O que se passa é que, no meio da euforia, ninguém se dá conta (ou não se quer dar conta) de que uma coisa são suspeitas, denúncias (algumas anónimas) ou insinuações. Outra coisa são condenações. Esta confusão está a baralhar muita gente.
Nos EUA, segundo o estudo do John Jay College of Criminal Justice, entre 1950 e 2002 foram suspeitos de abuso sexual de menores 4392 padres e diáconos católicos americanos (num total de 109 694) [1]. Falamos então de uma percentagem de 4% de sacerdotes e diáconos, do total de sacerdotes e diáconos norte-americanos, sob suspeição durante o período em causa. Mas apenas cerca de uma centena foram realmente condenados pelos tribunais civis. Ora, se presumimos que o suspeito é culpado à partida, temos 4.392 abusadores de menores. Mas se respeitamos o princípio de presunção da inocência, e se respeitamos os tribunais, teremos apenas cerca de 100 abusadores de menores (nem todos pedófilos). Outro dado curioso do estudo norte-americano é que dessa centena de condenações, só 54 diziam respeito a condenações por pedofilia (sexo com menores não adolescentes). Mesmo que admitamos que muitas das suspeitas não chegaram aos tribunais, ou que algumas das que chegaram não terminaram em condenação e deveriam ter terminado em condenação, podemos ser pessimistas, e ficar-nos pelo "tecto" de 4% de sacerdotes e diáconos, do total norte-americano, que viram os seus nomes envolvidos em suspeitas de abusos.
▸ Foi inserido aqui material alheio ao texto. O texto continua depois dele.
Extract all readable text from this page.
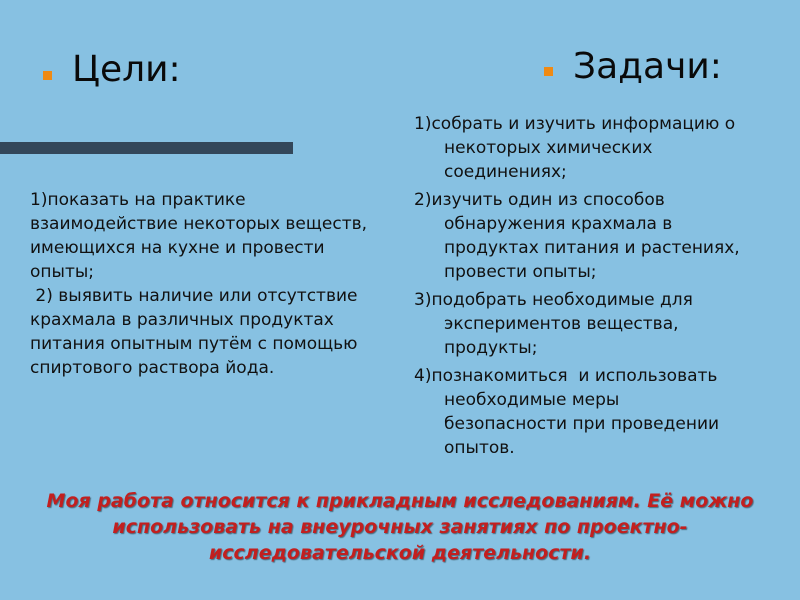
Цели:	Задачи:

1)показать на практике взаимодействие некоторых веществ, имеющихся на кухне и провести опыты;

2) выявить наличие или отсутствие крахмала в различных продуктах питания опытным путём с помощью спиртового раствора йода.

1)собрать и изучить информацию о некоторых химических соединениях;
2)изучить один из способов обнаружения крахмала в продуктах питания и растениях, провести опыты;
3)подобрать необходимые для экспериментов вещества, продукты;
4)познакомиться  и использовать необходимые меры безопасности при проведении опытов.
Моя работа относится к прикладным исследованиям. Её можно использовать на внеурочных занятиях по проектно-исследовательской деятельности.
Convenhamos: 4% de sacerdotes e diáconos, pegando no caso norte-americano porque este apresentou o maior impacto social, não é um fenómeno "massificado" ou "generalizado" como afirma tanta comunicação social e tantos comentadores de pacotilha.
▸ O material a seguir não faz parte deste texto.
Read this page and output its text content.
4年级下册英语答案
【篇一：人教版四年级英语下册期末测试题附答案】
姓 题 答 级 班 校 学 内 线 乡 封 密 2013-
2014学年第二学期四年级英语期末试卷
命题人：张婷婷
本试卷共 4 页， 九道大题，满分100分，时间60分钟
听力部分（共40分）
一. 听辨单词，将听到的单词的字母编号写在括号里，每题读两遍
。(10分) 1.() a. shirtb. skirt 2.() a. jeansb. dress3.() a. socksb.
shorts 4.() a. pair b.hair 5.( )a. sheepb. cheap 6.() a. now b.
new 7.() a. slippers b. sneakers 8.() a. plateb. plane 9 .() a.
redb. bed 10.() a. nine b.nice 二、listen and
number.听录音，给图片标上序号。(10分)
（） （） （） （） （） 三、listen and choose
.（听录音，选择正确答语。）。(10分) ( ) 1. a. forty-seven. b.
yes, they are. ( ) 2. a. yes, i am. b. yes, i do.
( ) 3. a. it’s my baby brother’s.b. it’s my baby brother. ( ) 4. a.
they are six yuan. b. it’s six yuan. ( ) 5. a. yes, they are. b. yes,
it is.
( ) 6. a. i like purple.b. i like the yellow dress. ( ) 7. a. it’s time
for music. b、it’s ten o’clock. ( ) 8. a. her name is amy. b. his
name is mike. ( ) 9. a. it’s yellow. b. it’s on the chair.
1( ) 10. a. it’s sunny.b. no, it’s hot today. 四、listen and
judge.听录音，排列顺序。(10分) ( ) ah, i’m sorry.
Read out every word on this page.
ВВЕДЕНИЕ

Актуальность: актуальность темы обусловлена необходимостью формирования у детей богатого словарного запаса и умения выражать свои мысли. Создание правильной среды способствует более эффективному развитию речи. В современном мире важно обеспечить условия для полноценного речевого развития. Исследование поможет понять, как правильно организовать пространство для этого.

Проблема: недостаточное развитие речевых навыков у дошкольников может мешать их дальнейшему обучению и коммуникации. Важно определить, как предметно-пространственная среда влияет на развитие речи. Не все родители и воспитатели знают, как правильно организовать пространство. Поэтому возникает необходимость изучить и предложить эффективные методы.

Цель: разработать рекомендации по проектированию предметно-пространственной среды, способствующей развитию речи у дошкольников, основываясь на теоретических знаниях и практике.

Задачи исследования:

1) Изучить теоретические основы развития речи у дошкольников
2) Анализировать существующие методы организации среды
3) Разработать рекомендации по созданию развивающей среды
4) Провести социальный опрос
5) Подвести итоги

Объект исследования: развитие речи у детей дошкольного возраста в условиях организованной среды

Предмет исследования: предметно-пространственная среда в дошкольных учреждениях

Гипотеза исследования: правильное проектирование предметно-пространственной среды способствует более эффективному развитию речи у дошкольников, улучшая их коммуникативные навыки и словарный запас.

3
E há outro dado "incómodo". O relatório do John Jay College of Criminal Justice faz uma análise temporal aos dados estatísticos. O "pico" dos casos de abuso coincide com o "pico" do número de acusações, e calha no ano de 1980. A curva que se pode ver na página 28 do dito estudo é ilustrativa: é uma curva em forma de montanha, com uma curva acentuada de crescimento que se nota a partir de 1960. Depois do "pico" de 1980, a curva desce acentuadamente, até 1995, ano em que atinge os valores de 1950. Interessante, o comportamento desta curva, que sustenta todos aqueles que têm relacionado este fenómeno com a revolução sexual dos anos 60 e 70, bem como todos os que têm dito, em defesa da Igreja, que desde o final do século passado, a Santa Sé tomou as rédeas deste problema. Olhando para esta curva, característica dos EUA, se os números não mentem, algo aconteceu para esta queda acentuada no número de casos entre 1980 e 1995 (ver ainda o gráfico da página 35).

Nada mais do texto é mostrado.